A lot of collectors' posts I've read over the few years I've been here have pointed to the fact that they are in part buying the fact that the knife was made by a certain individual.
Bob Loveless is iconic in cutlery, and him lending his name and design talent to Gerber, (for a price of course) assigns instant credibility to the brand.
But it doesn't make a Gerber worth $10K, or anywhere close to that. But then again, those knives are production line knives and aren't made by Loveless' protege/apprentice.

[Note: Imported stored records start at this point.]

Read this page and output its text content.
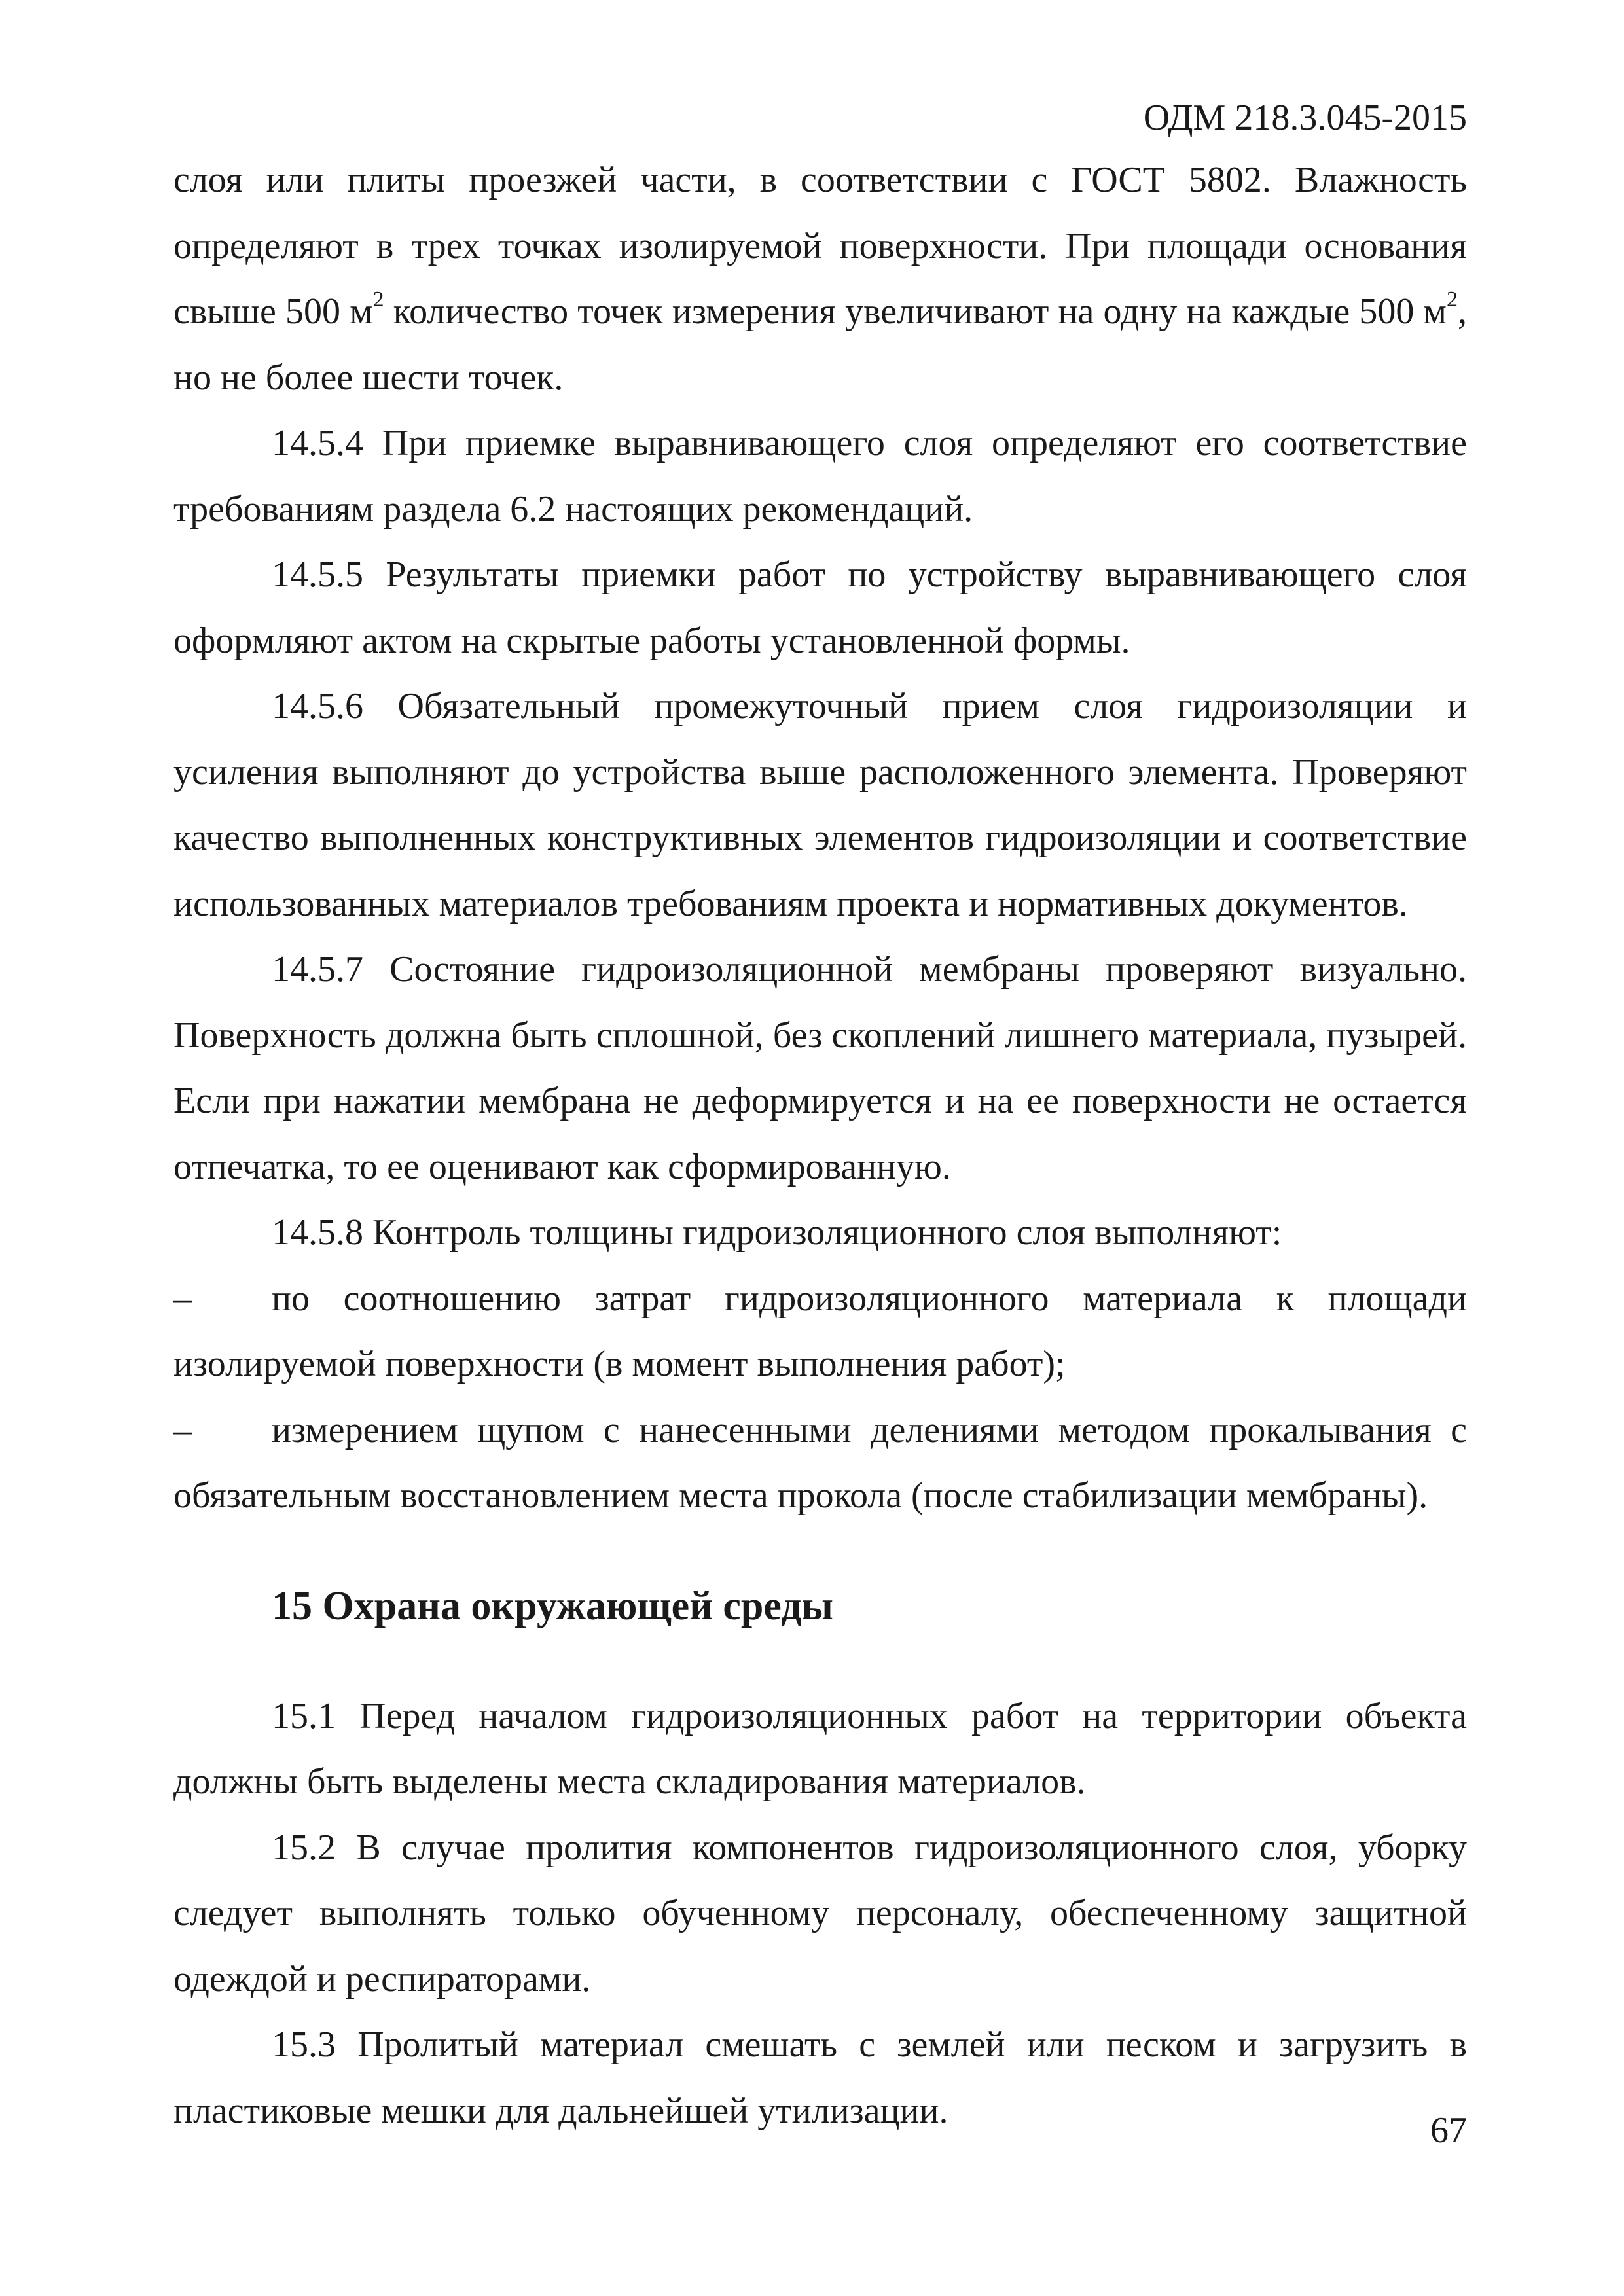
ОДМ 218.3.045-2015

слоя или плиты проезжей части, в соответствии с ГОСТ 5802. Влажность определяют в трех точках изолируемой поверхности. При площади основания свыше 500 $м^2$ количество точек измерения увеличивают на одну на каждые 500 $м^2$, но не более шести точек.

14.5.4 При приемке выравнивающего слоя определяют его соответствие требованиям раздела 6.2 настоящих рекомендаций.

14.5.5 Результаты приемки работ по устройству выравнивающего слоя оформляют актом на скрытые работы установленной формы.

14.5.6 Обязательный промежуточный прием слоя гидроизоляции и усиления выполняют до устройства выше расположенного элемента. Проверяют качество выполненных конструктивных элементов гидроизоляции и соответствие использованных материалов требованиям проекта и нормативных документов.

14.5.7 Состояние гидроизоляционной мембраны проверяют визуально. Поверхность должна быть сплошной, без скоплений лишнего материала, пузырей. Если при нажатии мембрана не деформируется и на ее поверхности не остается отпечатка, то ее оценивают как сформированную.

14.5.8 Контроль толщины гидроизоляционного слоя выполняют:

– по соотношению затрат гидроизоляционного материала к площади изолируемой поверхности (в момент выполнения работ);

– измерением щупом с нанесенными делениями методом прокалывания с обязательным восстановлением места прокола (после стабилизации мембраны).

15 Охрана окружающей среды

15.1 Перед началом гидроизоляционных работ на территории объекта должны быть выделены места складирования материалов.

15.2 В случае пролития компонентов гидроизоляционного слоя, уборку следует выполнять только обученному персоналу, обеспеченному защитной одеждой и респираторами.

15.3 Пролитый материал смешать с землей или песком и загрузить в пластиковые мешки для дальнейшей утилизации.	67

The knives coming out of the Loveless shop, I take it, may not even be inspected by Bob Loveless, which means that another individual made the knife and brought it to market independent of Loveless. I guess it doesn't make it any less valuable in the short term, but I take it Les was pointing out that the long term value may suffer as more people become aware of the fact that he doesn't make the knives anymore. Please correct me if I'm wrong, (like I have to ask

).
Obviously I have a lot to learn, but to me, spending the kind of coin that a Loveless knife fetches has much more to do with 'collecting' than with anything else, ie; quality of the product etc. Not that I have a problem with that or anything. Just seems a little odd that a man's name is etched onto a blade which came from 'his shop', even though he didn't make it- and that the prices for these knives are so astronomically high.
But the market sets the price, so Loveless probably can't be blamed for that.